The modified yeast cultures are cultivated and allowed to grow in tanks, resulting in significant quantities of the targeted cannabinoids. Workers subsequently extract, isolate, and purify the cannabinoids from the yeast slurry.
Cynthia Bryant, Chief Business Officer at Demetrix, foresees a substantial demand for these cannabinoids, anticipating that increased research will unveil more medical applications. The competition between yeast fermentation and traditional cannabinoid plant extraction will drive down prices and enhance accessibility, promoting the need for diverse sources in cannabinoid production. The thriving fermentation field and ongoing advancements in cannabinoid extraction signify promising prospects for medical solutions.
Will Consumers Care?
In the realm of fermented cannabinoids, Canadian company Hyasynth is gearing up for full-scale production, boasting the same advantages as Demetrix—scalability, consistency, speed, and above all, precision. Hyasynth follows a similar process of mail ordering DNA sequences, inserting them into yeast genomes, and extracting the desired compounds for pharmaceutical-grade cannabinoids catering to pharmaceutical companies.
Hyasynth’s CEO, Kevin Chen, emphasizes the modernity and efficiency of fermentation over traditional farming for cannabinoid production. The process takes a mere five days compared to the three months required for marijuana cultivation and enzyme extraction. Once the splicing method is perfected, fermentation becomes a straightforward process.
However, Chen acknowledges that while engineered cannabinoids may be superior for pharmaceutical purposes, not all consumers may prefer cannabis grown in tanks or tubes. Some might lean toward holistic, whole-plant products, while others prioritize results.

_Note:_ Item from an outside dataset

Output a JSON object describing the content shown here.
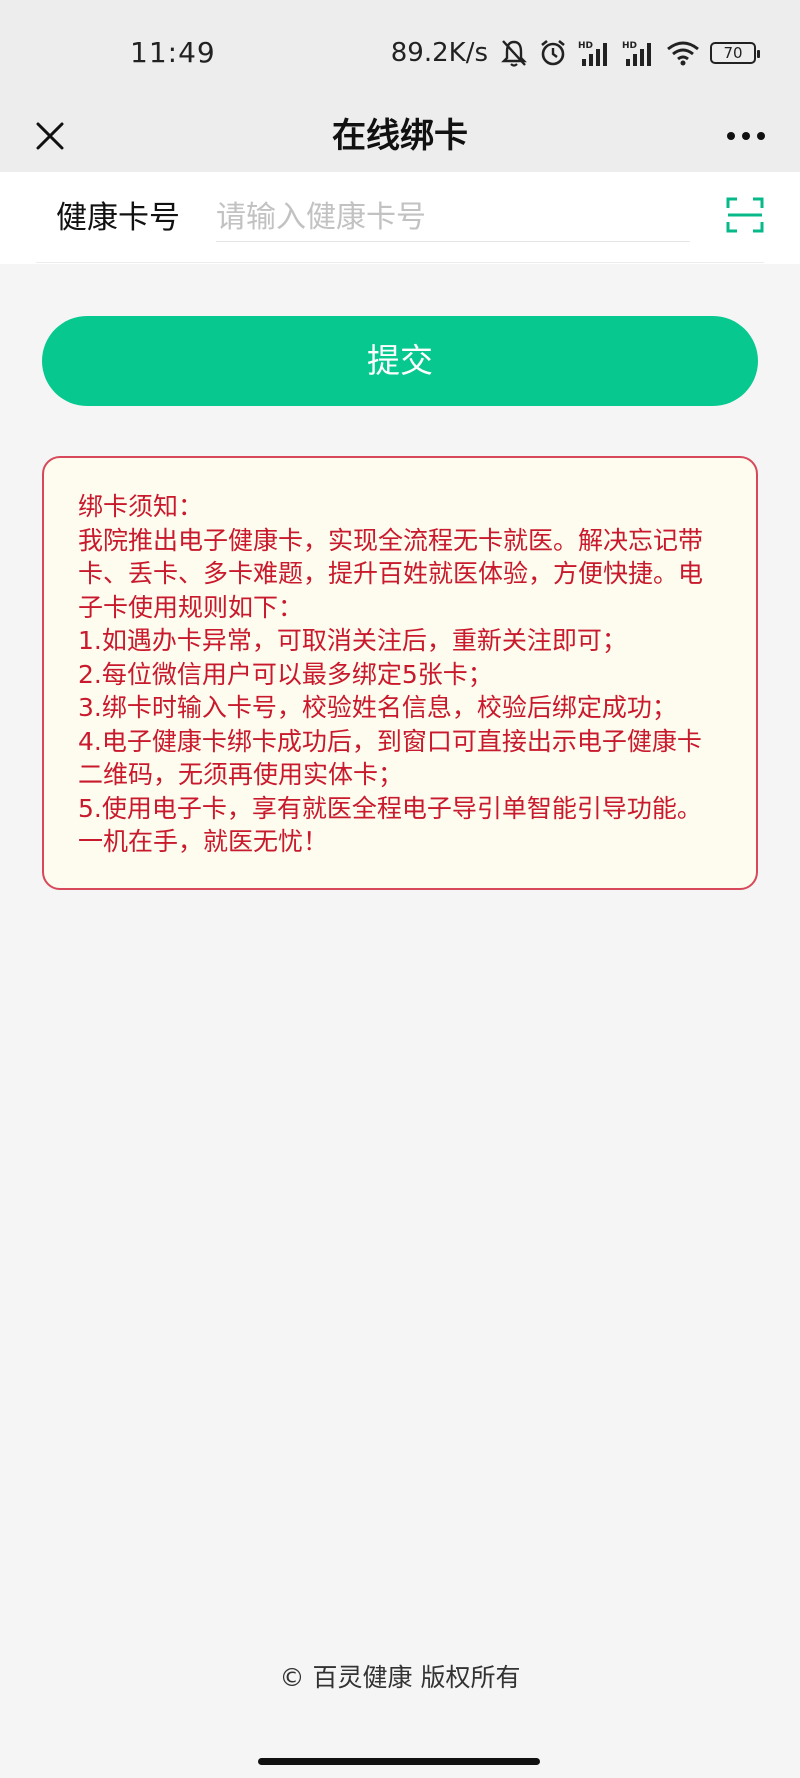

Chen is confident that consumers won’t outright reject their product, as they recognize that they are ultimately selling the specific cannabinoids, not the yeast used in production. He acknowledges that people do care about the origin of cannabinoids, but different production methods serve different purposes. For pharmaceutical ingredients, fermentation appears to be a frontrunner, offering distinct advantages and perceived superiority in many aspects.